How does stock shorting work?


Specifically, how does one “borrow” or “sell” stock they don’t actually own?

In: 8

Typically when you’re borrowing the stock, you’re signing a contract of sorts that says you will pay a certain fee up front plus interest on the value of the stock until you return it/the contract expires. The person lending the stock typically comes out ahead regardless since they get some money and the guarantee that their stock will be returned.

Step 1: You borrow a stock from broker.

Step 2: while borrowing, you and broker agree on contract

Step 3: contract states you are borrowing stock from broker to sell it and then purchases the same stock from open market.

Step 4: After purchasing it back you are returning that stock back to broker on or before specific date and time.

Why short it?
If you feel that stock will be valued less in next 4 hours then you short sell it at $100, and if its market value goes down in 4 hours, let’s say $90. Then you purchase it back at $90.

$10 is your gross profit.

The typical investor doesn’t do the borrowing directly. A typical investor opens an account with a brokerage and, if qualified, are given stock shorting privileges. The investor enters a request to short the stock and the brokerage does the rest. The broker borrows the shares on behalf of the investor and sells the stock. In order to do a short sale, the investor must have enough funds in their account (by SEC regulations)

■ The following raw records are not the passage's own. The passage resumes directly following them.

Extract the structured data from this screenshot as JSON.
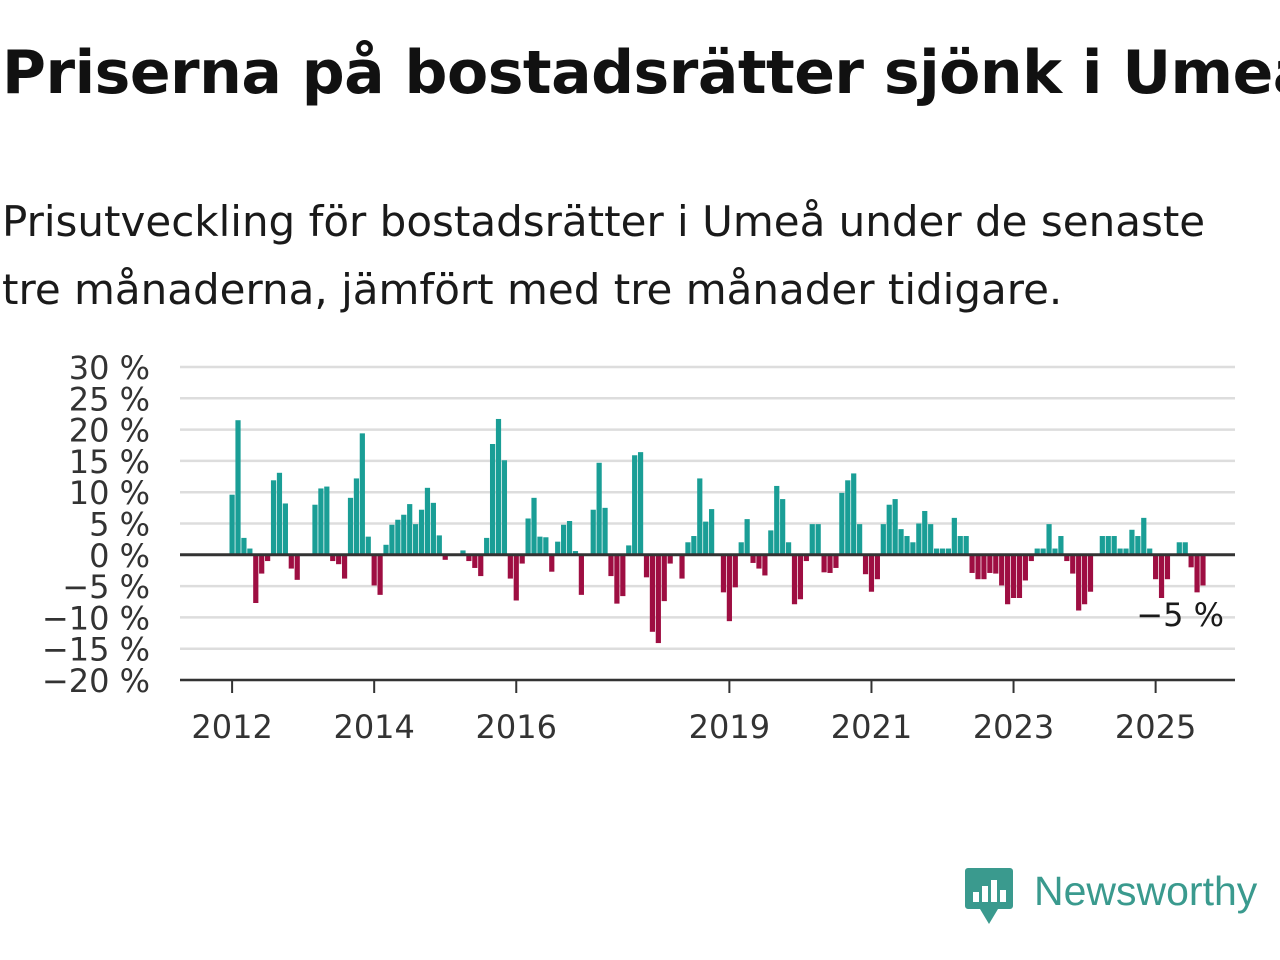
{
  "title": "Priserna på bostadsrätter sjönk i Umeå",
  "subtitle": "Prisutveckling för bostadsrätter i Umeå under de senaste tre månaderna, jämfört med tre månader tidigare.",
  "brand": "Newsworthy",
  "colors": {
    "positive": "#1a9e96",
    "negative": "#9e0e42",
    "grid": "#dddddd",
    "axis": "#333333",
    "brand": "#3a9a8e"
  },
  "chart_data": {
    "type": "bar",
    "ylim": [
      -20,
      30
    ],
    "yticks": [
      30,
      25,
      20,
      15,
      10,
      5,
      0,
      -5,
      -10,
      -15,
      -20
    ],
    "ytick_labels": [
      "30 %",
      "25 %",
      "20 %",
      "15 %",
      "10 %",
      "5 %",
      "0 %",
      "−5 %",
      "−10 %",
      "−15 %",
      "−20 %"
    ],
    "xtick_labels": [
      "2012",
      "2014",
      "2016",
      "2019",
      "2021",
      "2023",
      "2025"
    ],
    "xtick_index": [
      0,
      24,
      48,
      84,
      108,
      132,
      156
    ],
    "annotation": "−5 %",
    "grid": true,
    "start": "2012-01",
    "frequency": "monthly",
    "values": [
      9.6,
      21.5,
      2.7,
      1.0,
      -7.7,
      -3.0,
      -1.0,
      11.9,
      13.1,
      8.2,
      -2.2,
      -4.0,
      0.0,
      0.0,
      8.0,
      10.6,
      10.9,
      -1.0,
      -1.5,
      -3.8,
      9.1,
      12.2,
      19.4,
      2.9,
      -4.9,
      -6.4,
      1.6,
      4.8,
      5.6,
      6.4,
      8.1,
      4.9,
      7.2,
      10.7,
      8.3,
      3.1,
      -0.8,
      0.0,
      0.0,
      0.7,
      -1.0,
      -2.1,
      -3.4,
      2.7,
      17.7,
      21.7,
      15.1,
      -3.8,
      -7.3,
      -1.4,
      5.8,
      9.1,
      2.9,
      2.8,
      -2.7,
      2.1,
      4.8,
      5.4,
      0.6,
      -6.4,
      0.0,
      7.2,
      14.7,
      7.5,
      -3.4,
      -7.8,
      -6.6,
      1.5,
      15.9,
      16.4,
      -3.6,
      -12.3,
      -14.1,
      -7.4,
      -1.4,
      0.0,
      -3.8,
      2.0,
      3.0,
      12.2,
      5.3,
      7.3,
      0.0,
      -6.0,
      -10.6,
      -5.2,
      2.0,
      5.7,
      -1.3,
      -2.2,
      -3.3,
      3.9,
      11.0,
      8.9,
      2.0,
      -7.9,
      -7.1,
      -1.0,
      4.9,
      4.9,
      -2.8,
      -2.9,
      -2.1,
      9.9,
      11.9,
      13.0,
      4.9,
      -3.1,
      -5.9,
      -3.9,
      4.9,
      8.0,
      8.9,
      4.1,
      3.0,
      2.0,
      5.0,
      7.0,
      4.9,
      1.0,
      1.0,
      1.0,
      5.9,
      3.0,
      3.0,
      -2.9,
      -3.9,
      -3.9,
      -2.9,
      -3.0,
      -4.9,
      -7.9,
      -6.9,
      -6.9,
      -4.1,
      -1.0,
      1.0,
      1.0,
      4.9,
      1.0,
      3.0,
      -1.0,
      -3.0,
      -8.9,
      -7.9,
      -5.9,
      0.0,
      3.0,
      3.0,
      3.0,
      1.0,
      1.0,
      4.0,
      3.0,
      5.9,
      1.0,
      -3.9,
      -6.9,
      -3.9,
      0.0,
      2.0,
      2.0,
      -2.0,
      -6.0,
      -4.9
    ]
  }
}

The investor pays a fee for this. When they close the short position, their gain or loss is recorded. If the stock appreciates a lot during the period of the short, ie the short begins to lose a lot of money, the investor will likely receive a margin call and be required to top up their brokerage account.

To a typical investor, this operates as the “reverse” of buying a share ie it is a contract that makes more gains the more a share price falls. The mechanics are all done by the broker.

The long and short of it is accumulating profit regardless of the harm caused to the corporation and other stock holders. On the surface this seems unethical if not immoral. Yet this is legal.
Similarly those who take over a company, then gut it and then mark up product prices exponentially. Think of insulin. Again all legal.

It’s not that different from borrowing money to buy a house or car…. Banks/brokerage lend out other customers’ money/shares. You repay the loan or cover the short and the money or shares are returned to customers. It’s done on an abstract basis, ie. if you own shares or have money in a bank, they’re not going to tell you that you can’t sell your shares or pull out money because it’s being lent to another customer.